Pour Mamadou Faye, la Cour des comptes est indépendante et n’accepte de subir aucune pression extérieure. ‘’Il n’y a eu ni influence publique ni influence politique par rapport à ces rapports. L’indépendance de la cour est très claire. Nous arrêtons nous-mêmes notre programme de contrôle et nous l’exerçons. Nous sommes insensibles à la clameur publique, encore moins à la clameur politique. Voilà la réalité’’, tranche-t-il.

Selon M. Faye, le retard accusé dans la publication de ces rapports est essentiellement dû à un manque de personnel à la cour. Il y a également l’élection présidentielle de février 2019 qui a chamboulé le calendrier de l’institution, car les magistrats qui rédigent les rapports sont les mêmes qui sont envoyés sur le terrain pour effectuer le contrôle. ‘’Pour 2015, les rapports étaient remis à l’imprimerie le 20 février 2019.  Pour 2016, le 20 juin 2019 et, pour 2017, le 9 décembre 2019. Les élections sont passées en février. C’est dire que les rapports ont été distribués dans une période d’élection. C’est vrai que nous avons des efforts à faire, mais ce sont les mêmes personnes qui élaborent ces rapports qui vont sur le terrain pour faire les contrôles. Il faut ainsi prendre en compte l’effectif très réduit de la Cour des comptes. Depuis 2003, la cour n’avait pas de main-d’œuvre. Ce n’est que cette année que nous avons recruté 7 magistrats. Il y a donc tout cela qui a fait que nous avons pris du retard.  Mais nous avons pris des dispositions fermes pour qu’il n’y ait plus de retard, afin que, désormais, chaque année, on publie le rapport. Nous sommes conscients des efforts à fournir’’, soutient le président Mamadou Faye.  

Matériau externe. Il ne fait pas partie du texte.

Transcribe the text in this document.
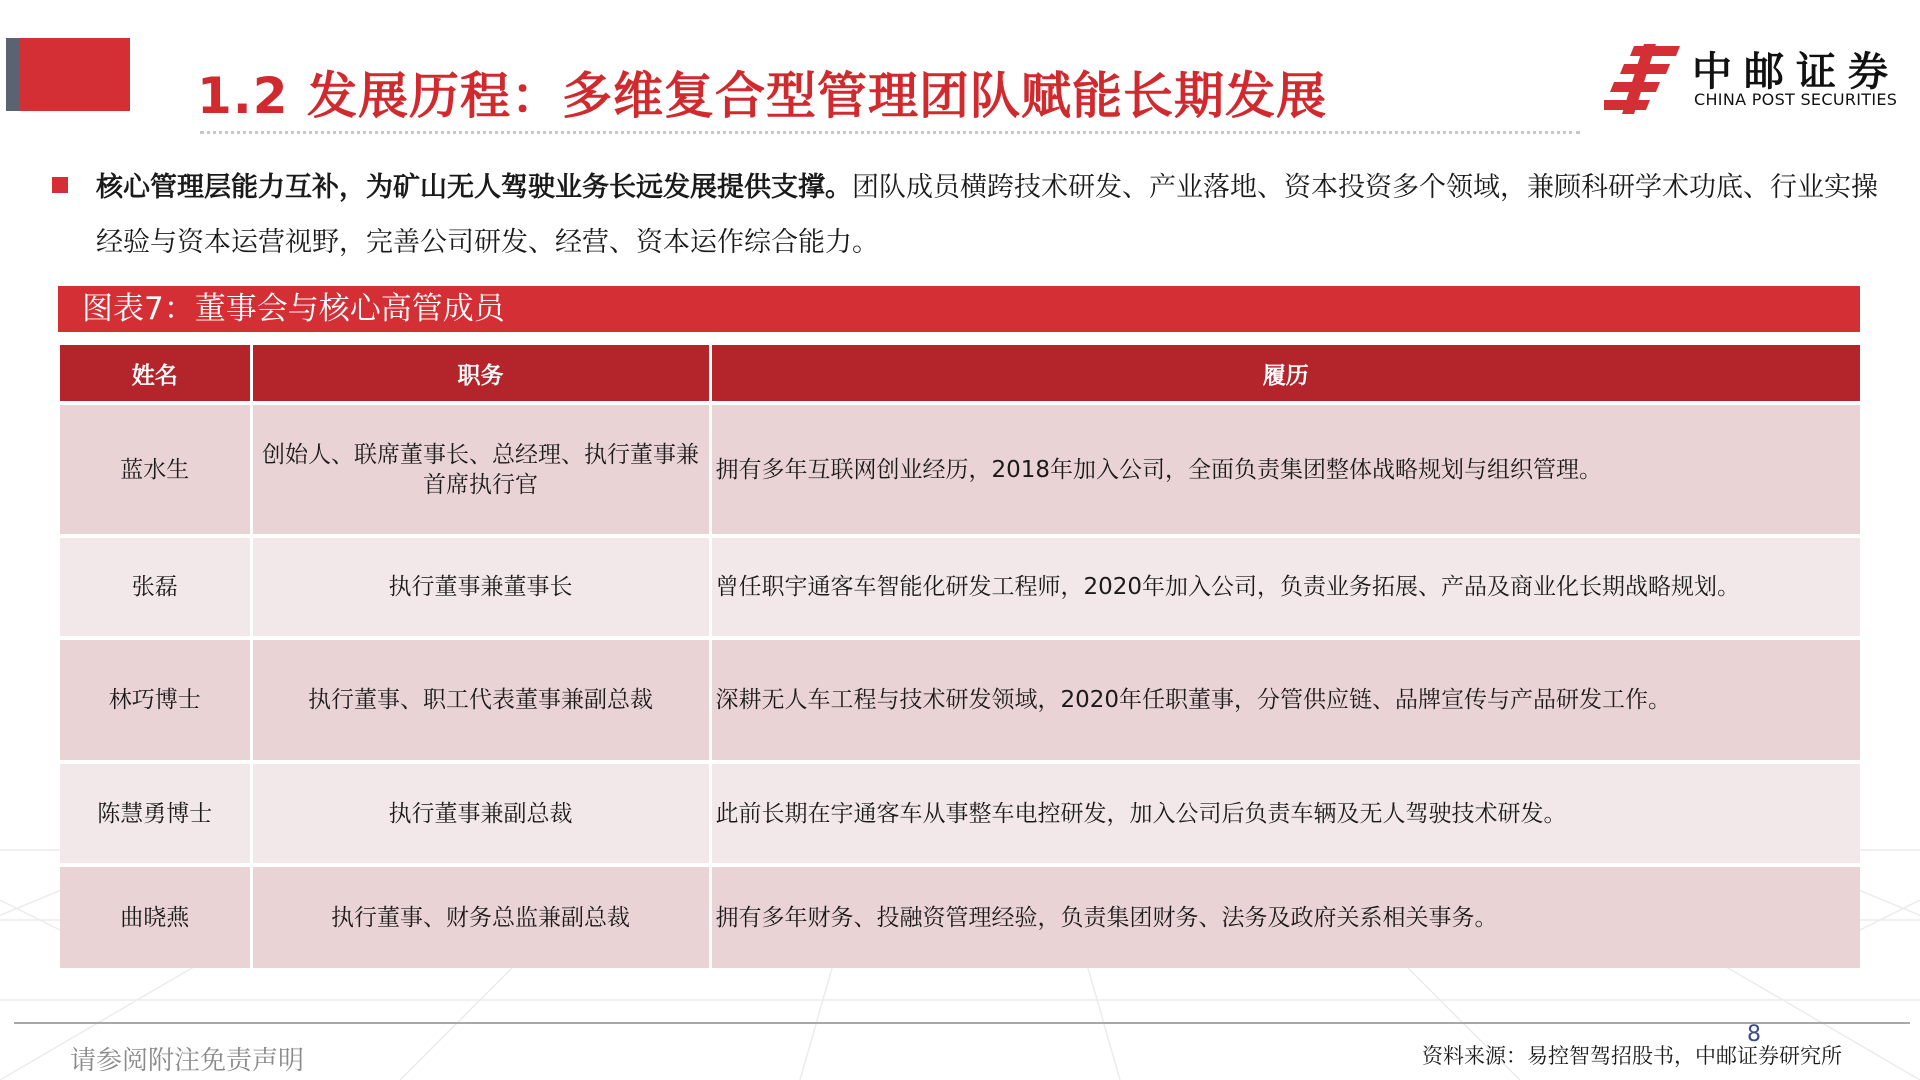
1.2 发展历程：多维复合型管理团队赋能长期发展	中邮证券
CHINA POST SECURITIES

核心管理层能力互补，为矿山无人驾驶业务长远发展提供支撑。团队成员横跨技术研发、产业落地、资本投资多个领域，兼顾科研学术功底、行业实操经验与资本运营视野，完善公司研发、经营、资本运作综合能力。

图表7：董事会与核心高管成员
姓名	职务	履历
蓝水生	创始人、联席董事长、总经理、执行董事兼首席执行官	拥有多年互联网创业经历，2018年加入公司，全面负责集团整体战略规划与组织管理。
张磊	执行董事兼董事长	曾任职宇通客车智能化研发工程师，2020年加入公司，负责业务拓展、产品及商业化长期战略规划。
林巧博士	执行董事、职工代表董事兼副总裁	深耕无人车工程与技术研发领域，2020年任职董事，分管供应链、品牌宣传与产品研发工作。
陈慧勇博士	执行董事兼副总裁	此前长期在宇通客车从事整车电控研发，加入公司后负责车辆及无人驾驶技术研发。
曲晓燕	执行董事、财务总监兼副总裁	拥有多年财务、投融资管理经验，负责集团财务、法务及政府关系相关事务。
请参阅附注免责声明
8
资料来源：易控智驾招股书，中邮证券研究所
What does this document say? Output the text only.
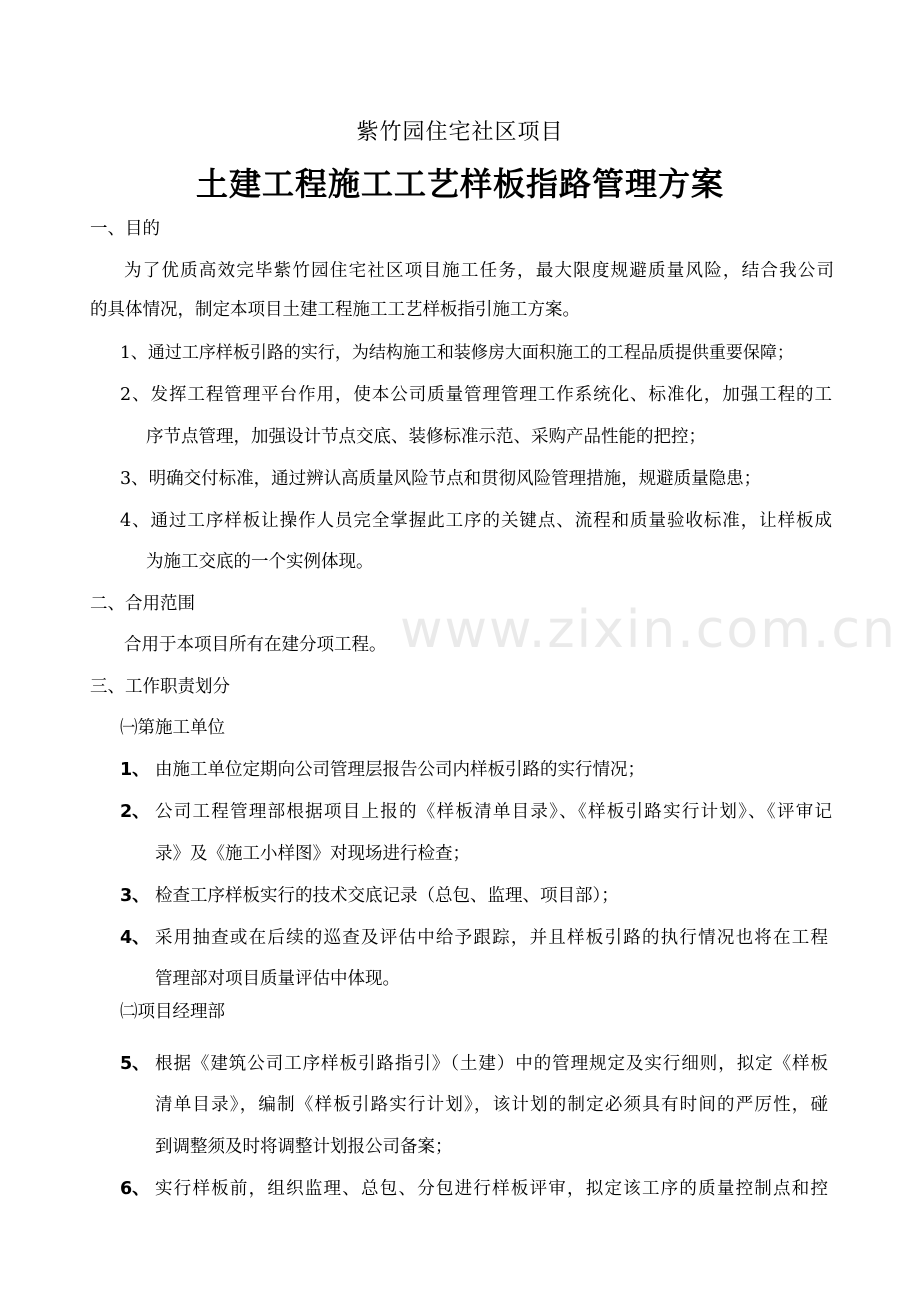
www.zixin.com.cn
紫竹园住宅社区项目
土建工程施工工艺样板指路管理方案
一、目的
为了优质高效完毕紫竹园住宅社区项目施工任务，最大限度规避质量风险，结合我公司
的具体情况，制定本项目土建工程施工工艺样板指引施工方案。
1、通过工序样板引路的实行，为结构施工和装修房大面积施工的工程品质提供重要保障；
2、发挥工程管理平台作用，使本公司质量管理管理工作系统化、标准化，加强工程的工
序节点管理，加强设计节点交底、装修标准示范、采购产品性能的把控；
3、明确交付标准，通过辨认高质量风险节点和贯彻风险管理措施，规避质量隐患；
4、通过工序样板让操作人员完全掌握此工序的关键点、流程和质量验收标准，让样板成
为施工交底的一个实例体现。
二、合用范围
合用于本项目所有在建分项工程。
三、工作职责划分
㈠第施工单位
1、 由施工单位定期向公司管理层报告公司内样板引路的实行情况；
2、 公司工程管理部根据项目上报的《样板清单目录》、《样板引路实行计划》、《评审记
录》及《施工小样图》对现场进行检查；
3、 检查工序样板实行的技术交底记录（总包、监理、项目部）；
4、 采用抽查或在后续的巡查及评估中给予跟踪，并且样板引路的执行情况也将在工程
管理部对项目质量评估中体现。
㈡项目经理部
5、 根据《建筑公司工序样板引路指引》（土建）中的管理规定及实行细则，拟定《样板
清单目录》，编制《样板引路实行计划》，该计划的制定必须具有时间的严厉性，碰
到调整须及时将调整计划报公司备案；
6、 实行样板前，组织监理、总包、分包进行样板评审，拟定该工序的质量控制点和控
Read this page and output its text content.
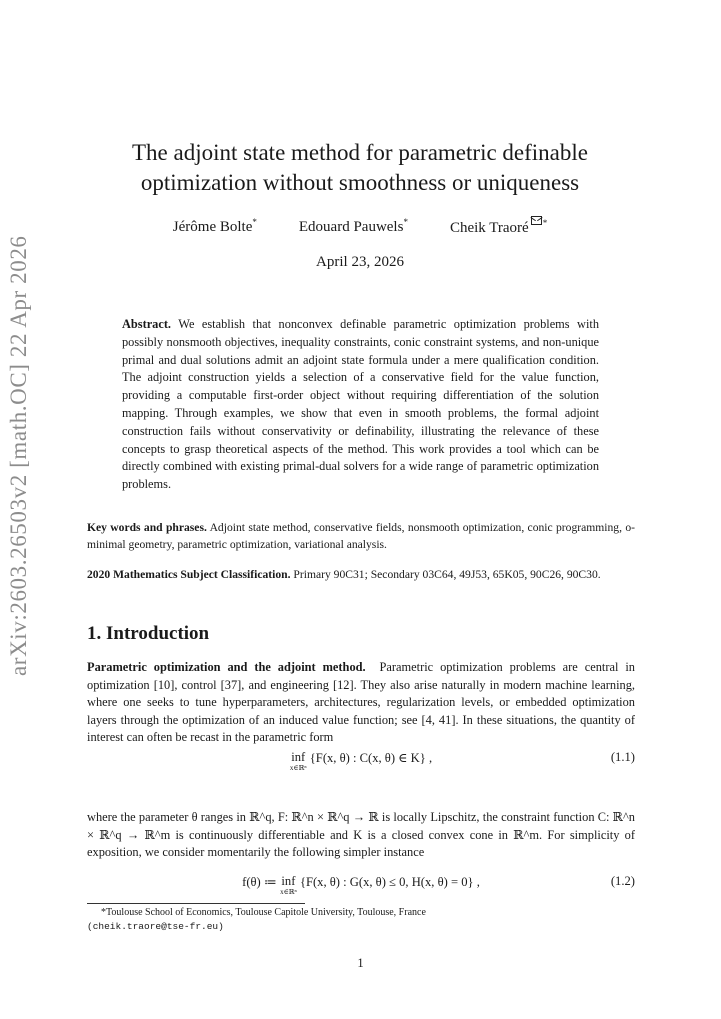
arXiv:2603.26503v2 [math.OC] 22 Apr 2026
The adjoint state method for parametric definable
optimization without smoothness or uniqueness
Jérôme Bolte*	Edouard Pauwels*	Cheik Traoré *
April 23, 2026
Abstract. We establish that nonconvex definable parametric optimization problems with possibly nonsmooth objectives, inequality constraints, conic constraint systems, and non-unique primal and dual solutions admit an adjoint state formula under a mere qualification condition. The adjoint construction yields a selection of a conservative field for the value function, providing a computable first-order object without requiring differentiation of the solution mapping. Through examples, we show that even in smooth problems, the formal adjoint construction fails without conservativity or definability, illustrating the relevance of these concepts to grasp theoretical aspects of the method. This work provides a tool which can be directly combined with existing primal-dual solvers for a wide range of parametric optimization problems.
Key words and phrases. Adjoint state method, conservative fields, nonsmooth optimization, conic programming, o-minimal geometry, parametric optimization, variational analysis.
2020 Mathematics Subject Classification. Primary 90C31; Secondary 03C64, 49J53, 65K05, 90C26, 90C30.
1. Introduction
Parametric optimization and the adjoint method. Parametric optimization problems are central in optimization [10], control [37], and engineering [12]. They also arise naturally in modern machine learning, where one seeks to tune hyperparameters, architectures, regularization levels, or embedded optimization layers through the optimization of an induced value function; see [4, 41]. In these situations, the quantity of interest can often be recast in the parametric form
inf
x∈ℝⁿ
{F(x, θ) : C(x, θ) ∈ K} ,	(1.1)
where the parameter θ ranges in ℝ^q, F: ℝ^n × ℝ^q → ℝ is locally Lipschitz, the constraint function C: ℝ^n × ℝ^q → ℝ^m is continuously differentiable and K is a closed convex cone in ℝ^m. For simplicity of exposition, we consider momentarily the following simpler instance
f(θ) ≔ inf
x∈ℝⁿ
{F(x, θ) : G(x, θ) ≤ 0, H(x, θ) = 0} ,	(1.2)
*Toulouse School of Economics, Toulouse Capitole University, Toulouse, France
(cheik.traore@tse-fr.eu)
1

Par ailleurs, le président de la Cour des comptes indique que son institution est en train de faire le nécessaire pour que, dans les années à venir, ce problème de retard dans les publications soit définitivement réglé. Mamadou Faye promet ainsi la publication des rapports de 2018 et 2019 pour très bientôt. ‘’Nous pouvons garantir qu’au plus tard octobre 2020, nous allons publier les rapports portant sur les gestions de 2018 et 2019. Ainsi, on ne parle plus de retard dans la publication des rapports’’.

Efficacité de la cour

 Quid de l’impact de ces rapports qui, aux yeux de certains, sont devenus obsolètes ? Le président Mamadou Faye reste convaincu que son institution est efficace. Pour preuve, il indique, dans son rôle d’amélioration de la gestion de l’action publique, que les résultats du suivi des recommandations de la cour auprès des organes contrôlés sont satisfaisants. Les résultats, assure-t-il, montrent que les recommandations de la cour ‘’sont mises en œuvre par les organes concernés à 57 %’’.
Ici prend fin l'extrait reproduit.